To be honest, this book brought me back to a vicious truth about myself, I am of split ambition. I have this minute longing for the eternal, this ache for timelessness, but it is often overtaken by the ease of succumbing to Now. Hebrews is an entire book written on remembering the end goal....looking constantly ahead and pursuing future promises despite circumstances.

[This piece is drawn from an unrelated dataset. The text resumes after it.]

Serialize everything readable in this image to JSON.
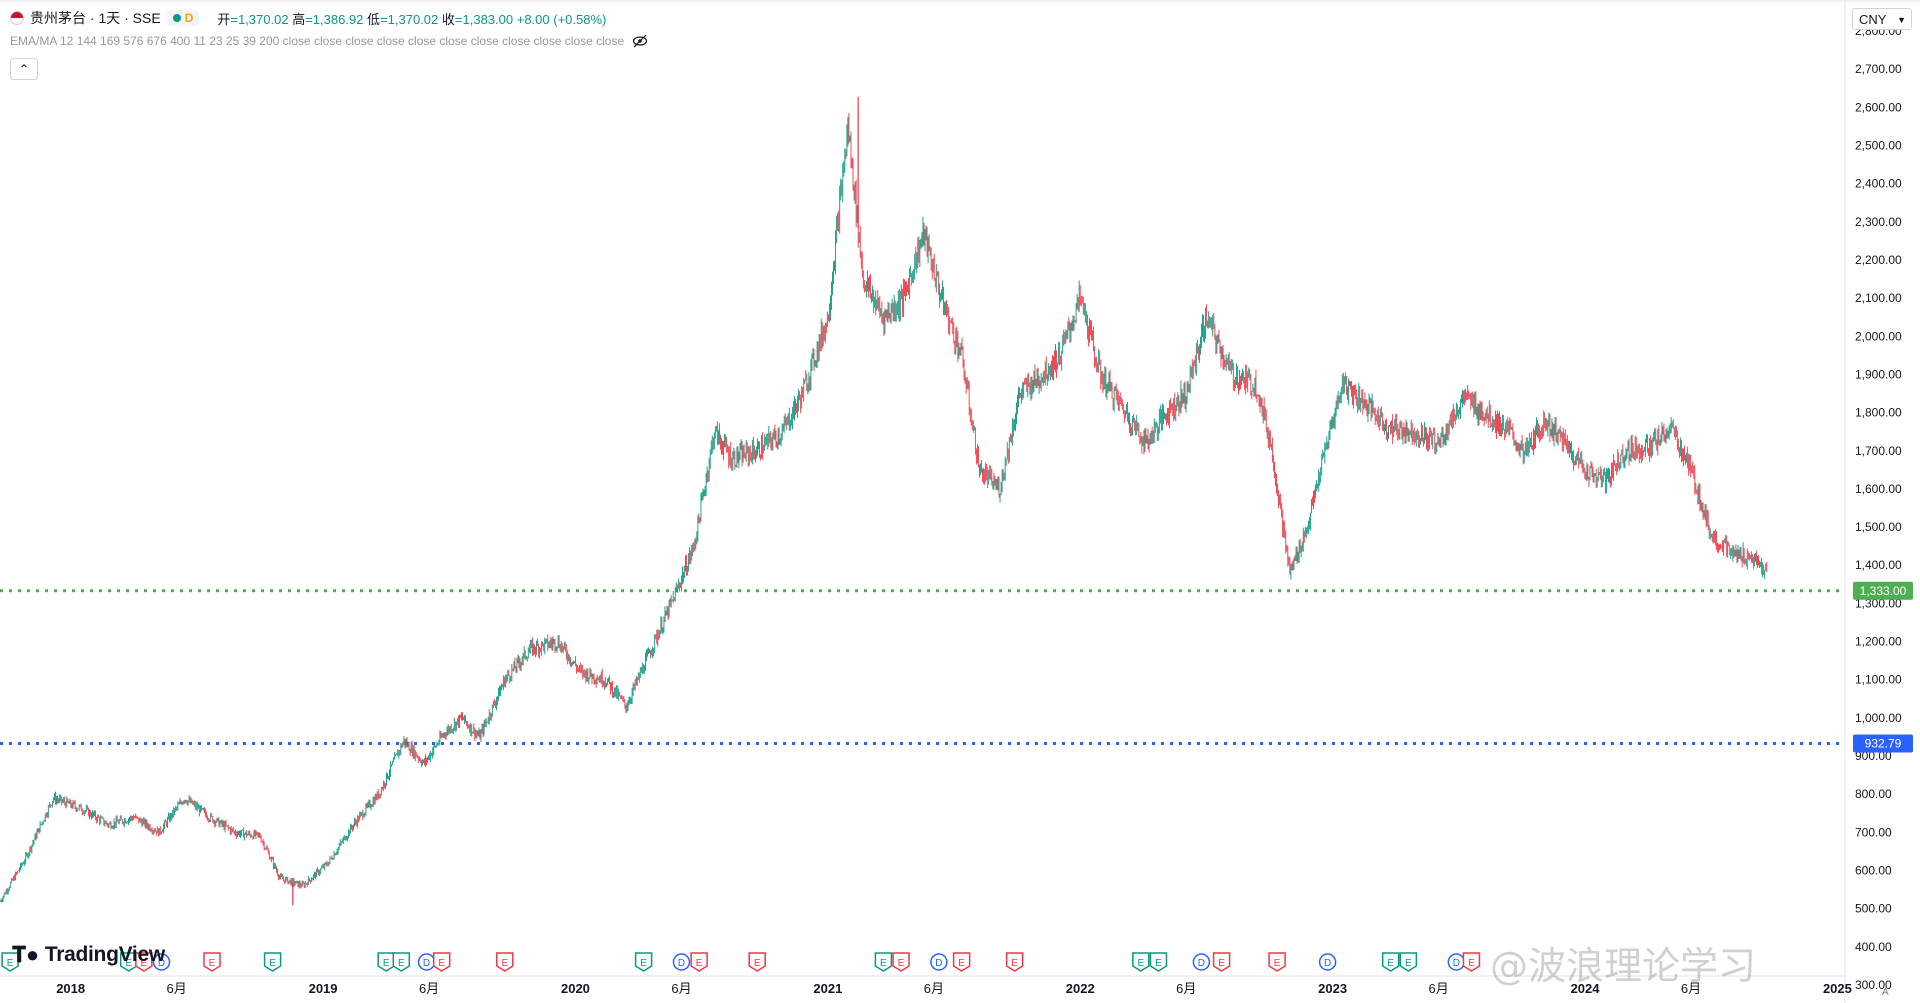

That's the kind of life I want, to be able to see merit in Now, but always to be living for future promises. For me, I have to ask for help all the time, I suck at looking forward. I pray for the ability to believe in future good regardless of my situation, and that's divine folks. I need God for that. And I'll be honest, this past year I haven't looked beyond my situation. I was engulfed in the temporary and treated everyone around me as if it was their fault. But God is faithful to ripping that stuff out of me, and little by little, I'm starting to see that there is a future grace I get to hold on to. He is faithful, in that nitty-gritty, I know that I know sorta way.
I just hope we can ask to see His severe mercy in our circumstances. And that's hard man, it's not a simple choice, it is supernatural, but geez, I want so badly to believe in His best good for me in that, and that begets hope that I so desperately need in my life all the time.